This is the end of the series on valuing Altria (MO), Lorillard (LO), Reynolds American (RAI) and Phillip Morris (PM). These firms have been declining in share price recently and now is a good time to examine them. Below I will discuss the analysis presented in the previous articles and make a recommendation based on the firm(s) with the most positive value relevant fundamental factors. Here is the list of previous articles:
- Valuing Big Tobacco, Part I
- Valuing Big Tobacco, Part II
- Valuing Big Tobacco, Part III
- Valuing Big Tobacco, Part IV
- Valuing Big Tobacco, Part V
- Valuing Big Tobacco, Part VI
- Valuing Big Tobacco, Part VII
Financial Performance and Position
When we consider top-line and bottom-line growth, we can exclude Altria from consideration as a long-equity investment. The same thing can be said of cash flow from operations.

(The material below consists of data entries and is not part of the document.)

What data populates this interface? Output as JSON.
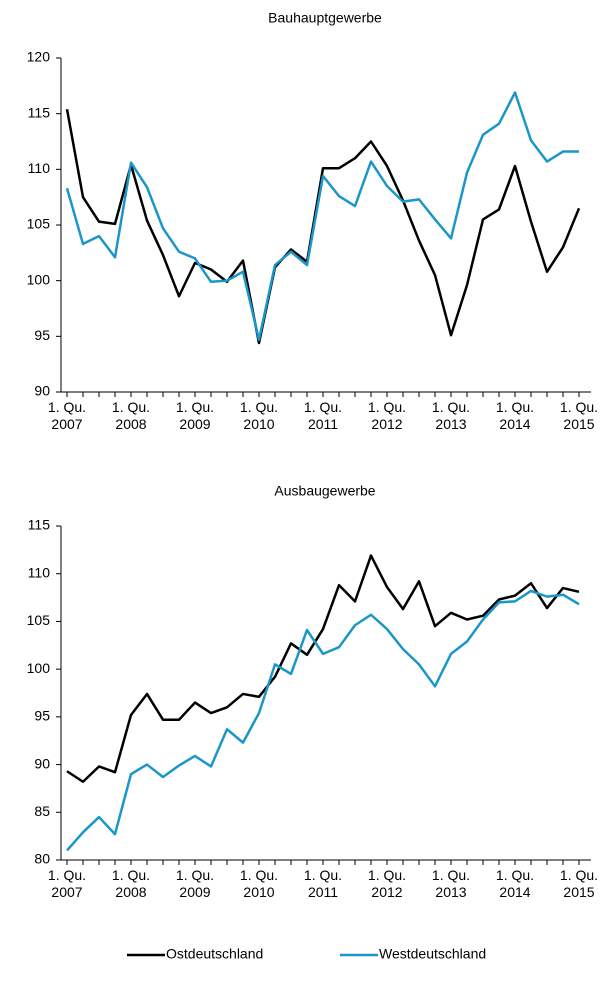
{
  "chart_data": [
    {
      "type": "line",
      "title": "Bauhauptgewerbe",
      "categories": [
        "1. Qu.\n2007",
        null,
        null,
        null,
        "1. Qu.\n2008",
        null,
        null,
        null,
        "1. Qu.\n2009",
        null,
        null,
        null,
        "1. Qu.\n2010",
        null,
        null,
        null,
        "1. Qu.\n2011",
        null,
        null,
        null,
        "1. Qu.\n2012",
        null,
        null,
        null,
        "1. Qu.\n2013",
        null,
        null,
        null,
        "1. Qu.\n2014",
        null,
        null,
        null,
        "1. Qu.\n2015"
      ],
      "ylim": [
        90,
        120
      ],
      "yticks": [
        90,
        95,
        100,
        105,
        110,
        115,
        120
      ],
      "series": [
        {
          "name": "Ostdeutschland",
          "color": "#000000",
          "values": [
            115.4,
            107.5,
            105.3,
            105.1,
            110.4,
            105.4,
            102.3,
            98.6,
            101.6,
            101.0,
            99.9,
            101.8,
            94.4,
            101.2,
            102.8,
            101.7,
            110.1,
            110.1,
            111.0,
            112.5,
            110.3,
            107.2,
            103.6,
            100.5,
            95.1,
            99.6,
            105.5,
            106.4,
            110.3,
            105.3,
            100.8,
            103.0,
            106.5
          ]
        },
        {
          "name": "Westdeutschland",
          "color": "#1a96c8",
          "values": [
            108.3,
            103.3,
            104.0,
            102.1,
            110.6,
            108.4,
            104.7,
            102.6,
            102.0,
            99.9,
            100.0,
            100.8,
            94.7,
            101.4,
            102.6,
            101.4,
            109.4,
            107.6,
            106.7,
            110.7,
            108.5,
            107.1,
            107.3,
            105.5,
            103.8,
            109.7,
            113.1,
            114.1,
            116.9,
            112.6,
            110.7,
            111.6,
            111.6
          ]
        }
      ]
    },
    {
      "type": "line",
      "title": "Ausbaugewerbe",
      "categories": [
        "1. Qu.\n2007",
        null,
        null,
        null,
        "1. Qu.\n2008",
        null,
        null,
        null,
        "1. Qu.\n2009",
        null,
        null,
        null,
        "1. Qu.\n2010",
        null,
        null,
        null,
        "1. Qu.\n2011",
        null,
        null,
        null,
        "1. Qu.\n2012",
        null,
        null,
        null,
        "1. Qu.\n2013",
        null,
        null,
        null,
        "1. Qu.\n2014",
        null,
        null,
        null,
        "1. Qu.\n2015"
      ],
      "ylim": [
        80,
        115
      ],
      "yticks": [
        80,
        85,
        90,
        95,
        100,
        105,
        110,
        115
      ],
      "series": [
        {
          "color": "#000000",
          "values": [
            89.3,
            88.2,
            89.8,
            89.2,
            95.2,
            97.4,
            94.7,
            94.7,
            96.5,
            95.4,
            96.0,
            97.4,
            97.1,
            99.2,
            102.7,
            101.5,
            104.2,
            108.8,
            107.1,
            111.9,
            108.6,
            106.3,
            109.2,
            104.5,
            105.9,
            105.2,
            105.6,
            107.3,
            107.7,
            109.0,
            106.4,
            108.5,
            108.1
          ]
        },
        {
          "color": "#1a96c8",
          "values": [
            81.0,
            82.9,
            84.5,
            82.7,
            89.0,
            90.0,
            88.7,
            89.9,
            90.9,
            89.8,
            93.7,
            92.3,
            95.4,
            100.5,
            99.5,
            104.1,
            101.6,
            102.3,
            104.6,
            105.7,
            104.2,
            102.1,
            100.5,
            98.2,
            101.6,
            102.9,
            105.2,
            107.0,
            107.1,
            108.2,
            107.6,
            107.8,
            106.8
          ]
        }
      ]
    }
  ]
}
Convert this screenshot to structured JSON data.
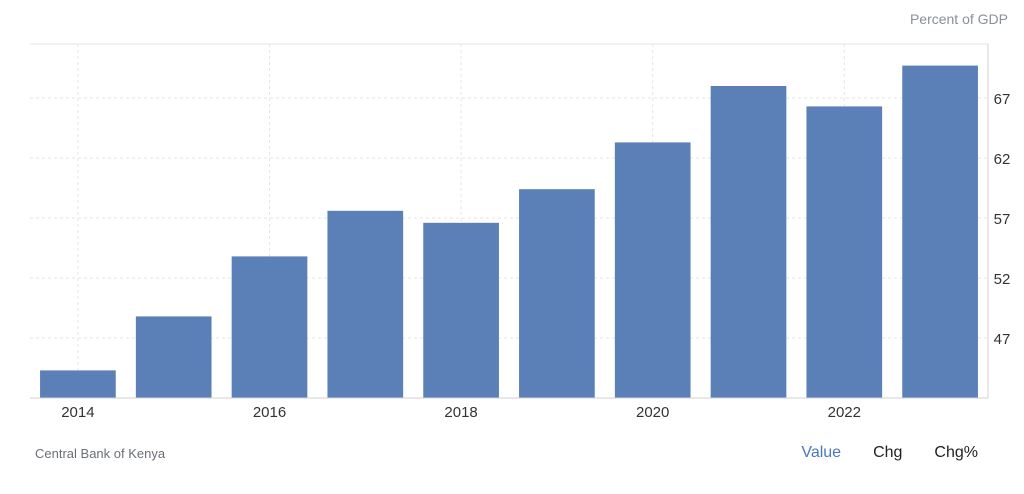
{
  "unit_label": "Percent of GDP",
  "source": "Central Bank of Kenya",
  "toggles": {
    "value": "Value",
    "chg": "Chg",
    "chg_pct": "Chg%"
  },
  "colors": {
    "bar": "#5a80b7",
    "grid": "#e6e6e6",
    "axis": "#d0d0d0",
    "tick": "#333333"
  },
  "chart_data": {
    "type": "bar",
    "categories": [
      "2014",
      "2015",
      "2016",
      "2017",
      "2018",
      "2019",
      "2020",
      "2021",
      "2022",
      "2023"
    ],
    "values": [
      44.3,
      48.8,
      53.8,
      57.6,
      56.6,
      59.4,
      63.3,
      68.0,
      66.3,
      69.7
    ],
    "x_tick_labels": [
      "2014",
      "2016",
      "2018",
      "2020",
      "2022"
    ],
    "y_ticks": [
      47,
      52,
      57,
      62,
      67
    ],
    "ylim": [
      42,
      71.5
    ],
    "title": "",
    "xlabel": "",
    "ylabel": "Percent of GDP",
    "grid": true,
    "y_axis_position": "right"
  }
}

In terms of total equity, all firms except Reynolds America did a horrible job of increasing total equity. That seems to be the trend in this industry. Also, the industry trend seems to be towards increasing liabilities.
When it comes to profitability, Lorillard was the most profitable firm between 2009 and 2011. Reynolds became the second most profitable firm in 2011. However, Altria may still be the second most profitable firm in the group in future years. Phillip Morris lead the group in return on equity in 2010 and 2011. That said, Lorillard and Phillip Morris lead the group in return on assets.
In 2012's first half, the financial performance of all four firms was towards top-line and bottom-line growth. In terms of total equity in the first half of the year, Altria and Reynolds increased total equity while Phillip Morris' total equity turned negative. Altria and Reynolds performed the best in the first half of the year in terms of profit margin. Lorillard and Phillip Morris had the highest return on assets in the second quarter.
In terms of the present value dividend discount model, Altria and Reynolds are the most undervalued. That said, all four firms are undervalued based on that model. In terms of price-sales, Lorillard and Phillip Morris are valued in my comfort zone.
Altria and Lorillard's revenue-share are forecasted to increase in the second half of the year. Further, Altria and Lorillard have the most upside based on my estimated valuation ranges.
The tobacco firms aren't as sensitive to the economic cycle as other firms. The demand for tobacco products isn't very sensitive to changes in price or income. That said, I think we could see increases in the price of tobacco products as subsidies expire and budget deficit reduction measures are signed into legislation.
Further, the Fed's decision to purchase mortgage-backed securities should have a negative impact on US Treasury prices. In other words, the increase in US Treasury yields could adversely impact the demand for the dividend yield of tobacco firms.
All four firms are investment grade in terms of volatility. That said, Lorillard's monthly returns are skewed to the upside. Also, Lorillard and Altria provide the most diversification benefits.
My preference is for Lorillard based on valuation, financial performance and position, and diversification benefits. We are going to have to watch interest rates to see how they perform over the coming months. Also, investors could consider Reynolds American. Reynolds may sustain the advantage as the second most profitable firm of the four. Even if it doesn't, the firm is still one of the more undervalued firms based on the present value dividend discount model.